I have spent considerable time screwing up slackpkg and slackpkgplus on multiple systems on multiple boxes. It's not hard to do, especially when along with numerous massive upgrades to the system, slackpkg and slackpkgplus get often upgraded as well and many .new files must be dealt with.
My suggestion is to first make certain slackpkg is in perfect order for what you want to accomplish. Ideally compare any leftover .new and .orig files in /etc/slackpkg and read each .conf file completely and carefully. Make certain your preferences match your chosen preference hierarchy, mirror and MIRRORPLUS if you're using slackpkgplus. It is especially important to make certain multilib is properly chosen if you want multilib.
Then, check /var/log/packages for any kde4 files as well as ConsoleKit which should be replaced by elogind. One of those will need to exist but not both. Ideally if you are comfortable with the risk and time for fixing back, you can simply rename any kde4 packages and ConsoleKit IF you also have Plasma 5 files, sddm, elogind, etc. OR if you are a serious gambler and handy with chroot, you can manually remove those packages or do "slackpkg clean-system" but it is wise to thoroughly review what will be "cleaned" and uncheck those you wish to keep.
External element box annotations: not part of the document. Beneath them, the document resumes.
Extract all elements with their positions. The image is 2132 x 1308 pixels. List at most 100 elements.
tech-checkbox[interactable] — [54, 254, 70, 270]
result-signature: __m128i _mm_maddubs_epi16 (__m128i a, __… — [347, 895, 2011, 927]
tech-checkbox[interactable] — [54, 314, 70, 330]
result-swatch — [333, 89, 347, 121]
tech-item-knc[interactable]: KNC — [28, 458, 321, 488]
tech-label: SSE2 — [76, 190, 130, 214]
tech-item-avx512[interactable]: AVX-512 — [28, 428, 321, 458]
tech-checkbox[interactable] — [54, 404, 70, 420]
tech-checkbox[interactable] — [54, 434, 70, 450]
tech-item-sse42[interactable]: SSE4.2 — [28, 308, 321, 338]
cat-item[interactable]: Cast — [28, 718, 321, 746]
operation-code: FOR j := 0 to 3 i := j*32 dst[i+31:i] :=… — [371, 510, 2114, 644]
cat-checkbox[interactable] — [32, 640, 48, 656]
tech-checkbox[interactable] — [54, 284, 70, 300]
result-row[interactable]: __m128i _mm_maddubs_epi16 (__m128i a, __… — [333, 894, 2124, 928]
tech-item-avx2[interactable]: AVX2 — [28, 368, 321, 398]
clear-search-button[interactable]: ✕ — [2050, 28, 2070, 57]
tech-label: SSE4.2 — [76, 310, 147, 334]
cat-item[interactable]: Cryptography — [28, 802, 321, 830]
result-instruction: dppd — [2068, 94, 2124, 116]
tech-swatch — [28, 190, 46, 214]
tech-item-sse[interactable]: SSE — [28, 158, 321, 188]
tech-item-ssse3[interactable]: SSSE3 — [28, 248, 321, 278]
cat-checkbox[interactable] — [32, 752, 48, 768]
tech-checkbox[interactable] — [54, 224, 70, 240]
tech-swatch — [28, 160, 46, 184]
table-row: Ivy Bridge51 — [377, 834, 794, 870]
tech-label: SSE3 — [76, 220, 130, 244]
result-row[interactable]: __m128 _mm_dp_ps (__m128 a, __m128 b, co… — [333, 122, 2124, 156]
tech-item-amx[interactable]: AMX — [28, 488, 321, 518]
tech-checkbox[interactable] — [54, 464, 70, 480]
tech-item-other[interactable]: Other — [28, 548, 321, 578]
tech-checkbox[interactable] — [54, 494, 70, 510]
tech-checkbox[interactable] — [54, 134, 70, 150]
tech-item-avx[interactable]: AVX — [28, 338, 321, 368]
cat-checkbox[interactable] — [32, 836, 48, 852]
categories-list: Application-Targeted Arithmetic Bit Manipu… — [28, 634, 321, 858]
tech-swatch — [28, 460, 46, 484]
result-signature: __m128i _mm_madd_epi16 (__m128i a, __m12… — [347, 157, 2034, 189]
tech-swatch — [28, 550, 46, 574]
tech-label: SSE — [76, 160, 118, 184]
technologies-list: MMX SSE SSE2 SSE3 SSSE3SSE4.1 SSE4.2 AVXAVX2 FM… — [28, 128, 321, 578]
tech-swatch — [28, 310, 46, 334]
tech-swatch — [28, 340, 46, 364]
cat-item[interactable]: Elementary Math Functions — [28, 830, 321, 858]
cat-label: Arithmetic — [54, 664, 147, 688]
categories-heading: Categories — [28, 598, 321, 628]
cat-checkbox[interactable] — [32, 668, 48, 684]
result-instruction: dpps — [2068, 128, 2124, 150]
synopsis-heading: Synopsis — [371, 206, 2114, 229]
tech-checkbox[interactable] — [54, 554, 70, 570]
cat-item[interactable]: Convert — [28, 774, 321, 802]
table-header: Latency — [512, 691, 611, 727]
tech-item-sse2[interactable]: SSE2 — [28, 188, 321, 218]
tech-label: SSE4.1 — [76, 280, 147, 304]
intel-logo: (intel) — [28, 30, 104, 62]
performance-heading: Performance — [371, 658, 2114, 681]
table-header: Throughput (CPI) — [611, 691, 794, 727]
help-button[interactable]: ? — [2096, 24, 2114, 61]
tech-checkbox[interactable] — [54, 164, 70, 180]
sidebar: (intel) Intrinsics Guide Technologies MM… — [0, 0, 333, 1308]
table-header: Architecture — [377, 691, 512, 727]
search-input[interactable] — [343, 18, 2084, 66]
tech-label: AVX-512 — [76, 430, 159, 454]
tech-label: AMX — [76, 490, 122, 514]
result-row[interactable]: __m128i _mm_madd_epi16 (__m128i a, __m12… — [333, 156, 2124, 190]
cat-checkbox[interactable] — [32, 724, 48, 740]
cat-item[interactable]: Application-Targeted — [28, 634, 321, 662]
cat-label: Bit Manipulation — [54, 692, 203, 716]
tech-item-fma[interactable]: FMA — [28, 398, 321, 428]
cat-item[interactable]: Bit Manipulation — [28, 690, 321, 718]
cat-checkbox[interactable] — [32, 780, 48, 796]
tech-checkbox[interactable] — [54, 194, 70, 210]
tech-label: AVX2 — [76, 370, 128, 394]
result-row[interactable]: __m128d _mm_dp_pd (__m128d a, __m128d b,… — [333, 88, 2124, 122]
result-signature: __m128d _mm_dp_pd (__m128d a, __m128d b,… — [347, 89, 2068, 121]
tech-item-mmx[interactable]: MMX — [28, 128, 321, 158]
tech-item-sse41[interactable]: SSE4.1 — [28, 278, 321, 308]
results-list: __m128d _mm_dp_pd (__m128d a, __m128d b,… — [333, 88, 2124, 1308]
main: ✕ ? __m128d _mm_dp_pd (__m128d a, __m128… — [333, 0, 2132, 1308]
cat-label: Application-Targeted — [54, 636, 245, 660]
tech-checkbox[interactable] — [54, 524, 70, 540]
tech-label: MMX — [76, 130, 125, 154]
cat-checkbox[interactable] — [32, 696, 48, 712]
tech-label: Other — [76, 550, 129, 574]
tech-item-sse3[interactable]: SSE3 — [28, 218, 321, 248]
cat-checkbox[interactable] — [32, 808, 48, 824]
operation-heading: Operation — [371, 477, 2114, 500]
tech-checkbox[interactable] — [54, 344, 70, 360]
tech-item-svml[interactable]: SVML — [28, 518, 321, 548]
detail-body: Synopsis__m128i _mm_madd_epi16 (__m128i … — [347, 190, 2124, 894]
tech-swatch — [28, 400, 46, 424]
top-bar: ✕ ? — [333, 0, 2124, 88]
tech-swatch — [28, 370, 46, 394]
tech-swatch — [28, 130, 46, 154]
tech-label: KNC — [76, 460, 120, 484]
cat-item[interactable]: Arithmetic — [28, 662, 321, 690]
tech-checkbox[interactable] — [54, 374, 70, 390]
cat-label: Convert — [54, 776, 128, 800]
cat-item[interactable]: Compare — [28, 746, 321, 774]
After certainty exists with slackpkg and the major conflicts have been stalled or removed, update and upgrade-all should function properly.
BTW do you use "startx" or a variant like "startxfce4" or did you rely on "kdm" with the "chooser"?
Note that once Plasma5 is completely installed kdm will no longer exist being replaced by "sddm". Default sddm.conf is supposed to switch from minimumVT of 1 to minimumVT of 7 but it doesn't on some machines especially if you launch sddm as root. That requires a manual Alt-F7 if you get a black screen or appear to be dropped back to CLI. Apparently it prefers autologin to Desktop.
Slackpkg is a really decent tool but it is by no means trivial to set it up right, maintain it through upgrades, and does have a substantial learning curve given how powerfully it can affect one's system(s). Be thorough.